Ranch Community Garden: Grand Opening

The beginning of community.

The garden is now open for business! The chain-link part of the fence will be going up next Saturday, and the drip-system should be on by then as well. In the meantime, the plots have all been marked out for each gardener. I did get my second one, since there were leftovers, but there are still a few more yet to be claimed.

The grand opening was a fairly low-key affair. There was water and tea and a couple of trays of grocery store vegetables. The speechmaking was also kept to a minimum. Shane, who’s brainchild this is, welcomed us, and let us know that his goal for the garden is to build community. At the end of the year there would be another party, but this time using our vegetables. There were a couple of rules to go over, like no walking in the beds and no animals outside of the picnic area, then we were let loose. The rest of the time was meeting people, sharing seeds and ideas, and finding our beds.

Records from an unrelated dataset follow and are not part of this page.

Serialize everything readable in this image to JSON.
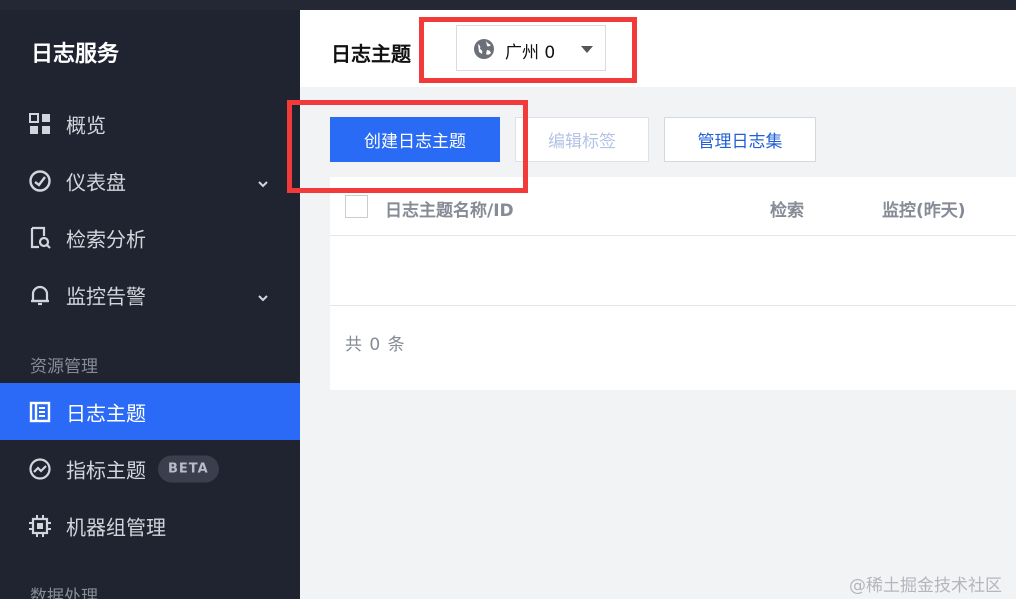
{
  "sidebar": {
    "brand": "日志服务",
    "items": [
      {
        "label": "概览"
      },
      {
        "label": "仪表盘"
      },
      {
        "label": "检索分析"
      },
      {
        "label": "监控告警"
      },
      {
        "label": "日志主题"
      },
      {
        "label": "指标主题",
        "badge": "BETA"
      },
      {
        "label": "机器组管理"
      }
    ],
    "sections": {
      "resource": "资源管理",
      "data_processing": "数据处理"
    }
  },
  "header": {
    "title": "日志主题",
    "region": "广州 0"
  },
  "toolbar": {
    "create_label": "创建日志主题",
    "edit_tags_label": "编辑标签",
    "manage_logsets_label": "管理日志集"
  },
  "table": {
    "columns": [
      "日志主题名称/ID",
      "检索",
      "监控(昨天)"
    ],
    "footer": "共 0 条"
  },
  "watermark": "@稀土掘金技术社区",
  "colors": {
    "sidebar_bg": "#202431",
    "active_blue": "#2b6af6",
    "highlight_red": "#f23a3a"
  }
}
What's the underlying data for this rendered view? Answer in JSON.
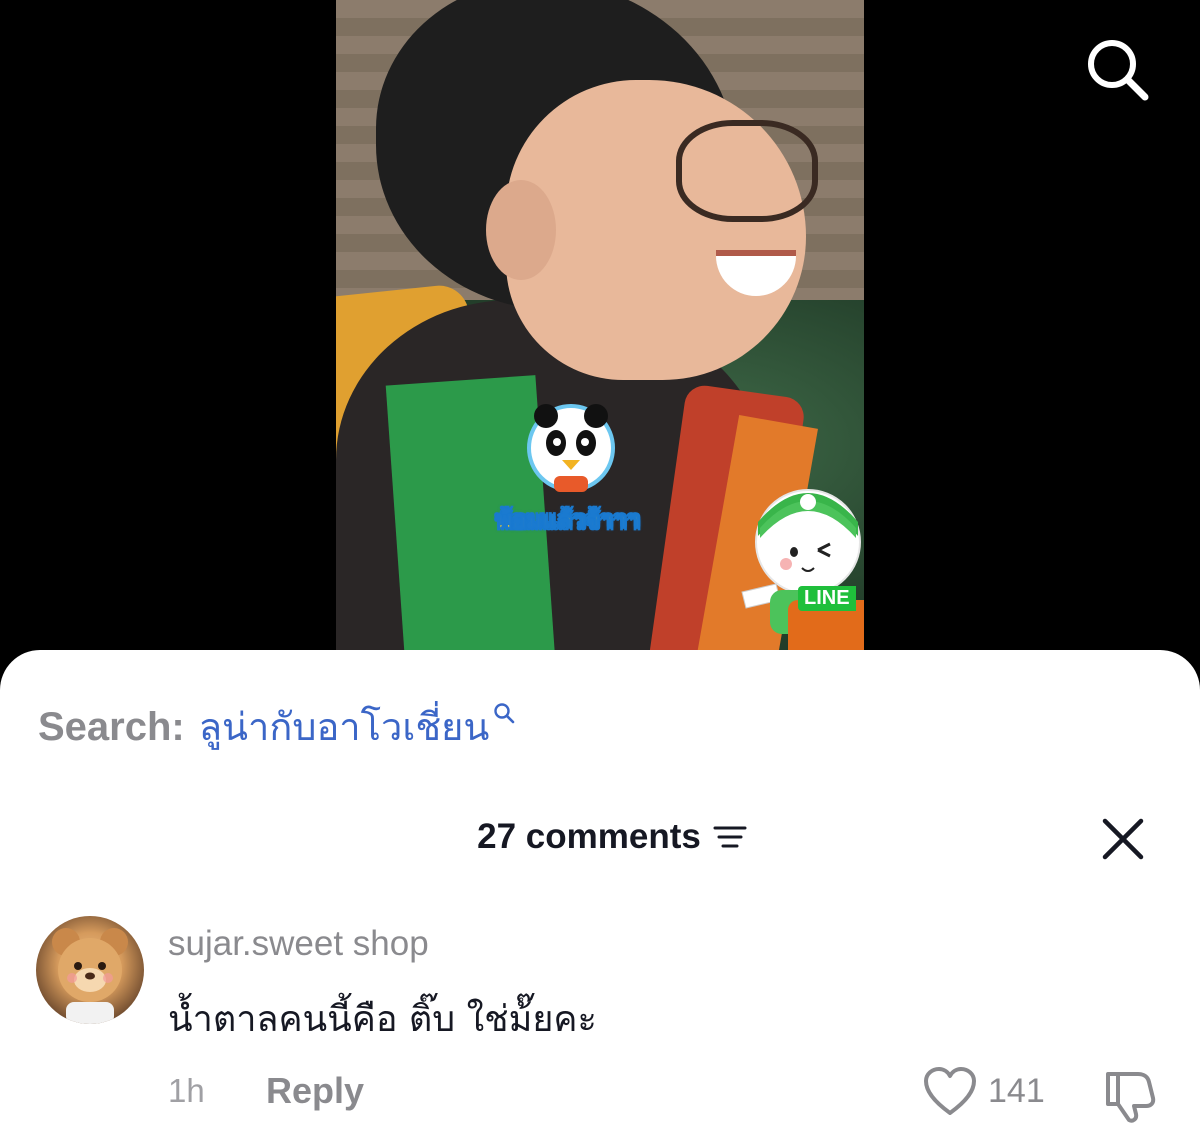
{
  "video": {
    "sticker_text": "พ้อมแล้วจ้าาา",
    "line_badge": "LINE"
  },
  "top_bar": {
    "search_icon": "search-icon"
  },
  "search_suggestion": {
    "label": "Search:",
    "term": "ลูน่ากับอาโวเชี่ยน",
    "icon": "search-icon"
  },
  "comments_header": {
    "count_label": "27 comments",
    "sort_icon": "sort-icon",
    "close_icon": "close-icon"
  },
  "comments": [
    {
      "username": "sujar.sweet shop",
      "text": "น้ำตาลคนนี้คือ ติ๊บ ใช่ม้๊ยคะ",
      "time": "1h",
      "reply_label": "Reply",
      "likes": "141",
      "like_icon": "heart-icon",
      "dislike_icon": "thumbs-down-icon"
    }
  ],
  "colors": {
    "search_term": "#3b66c7",
    "muted_text": "#8a8a8e",
    "primary_text": "#161823",
    "sheet_bg": "#ffffff",
    "backdrop": "#000000"
  }
}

The beds were very dry. It hadn’t rained for several weeks, and the beds have been bare to the sun in that time. It didn’t make sense to plant much, if anything, before the fence went up and the drip-system was turned on, but most of us were out there starting to water down our beds. The soil was so dry that it simply wasn’t soaking up the water with any speed. Shane let us know that if we dug small channels and divots in our beds, the water would have somewhere to pool until it could soak in. It did help.

My bed!

As I was digging in my bed and watering it, I couldn’t help but think about a documentary I watched some time ago, Blue Gold: World Water Wars. I need to watch it again, as it has a lot of information. However, what has stuck with me is the solution to desertification. This is something that we are fighting the world over as what used to be lush areas good for farming are turning into deserts. At the end of the film the narrator had a whiteboard setup and it looked like a fairly big deal. He starts with telling us to dig holes. I kept waiting for some technological or complicated next step. There wasn’t one. We need to dig holes. When soil has moisture, it is easier for it to accept more moisture up to the saturation point. When it has no moisture already in it, it is far easier for the rainfall to simply roll off the top. This is compounded if the soil has developed a crust as many clay soils do. By digging holes, you are forcing the water to stay where it is until it soaks into the surrounding soil. This moisture will then make the surrounding soil more likely to take up water the next time it rains.

It’s going to take some time to wet it all the way through. I’m sure the rain helped.

I overheard one of the gardeners quip that because we were all watering our beds today, it would be sure to rain that night. Sometimes Mother Nature is unpredictable. Sometimes, she’s right on cue. The grand opening was on Sunday. Sunday night it rained. Monday remained overcast with occasional rain and very wet snow. When the clouds were clearing this morning, I could see that the snow was more serious up in the mountains.

I will be out there again later this week. One of the women has cow manure to share, so she and I will be spreading it on our plots. Depending on how far the rain, and snow, were able to penetrate into the soil, I might even stick a few seeds in at the same time. I can’t wait to get the garden that is all mine started.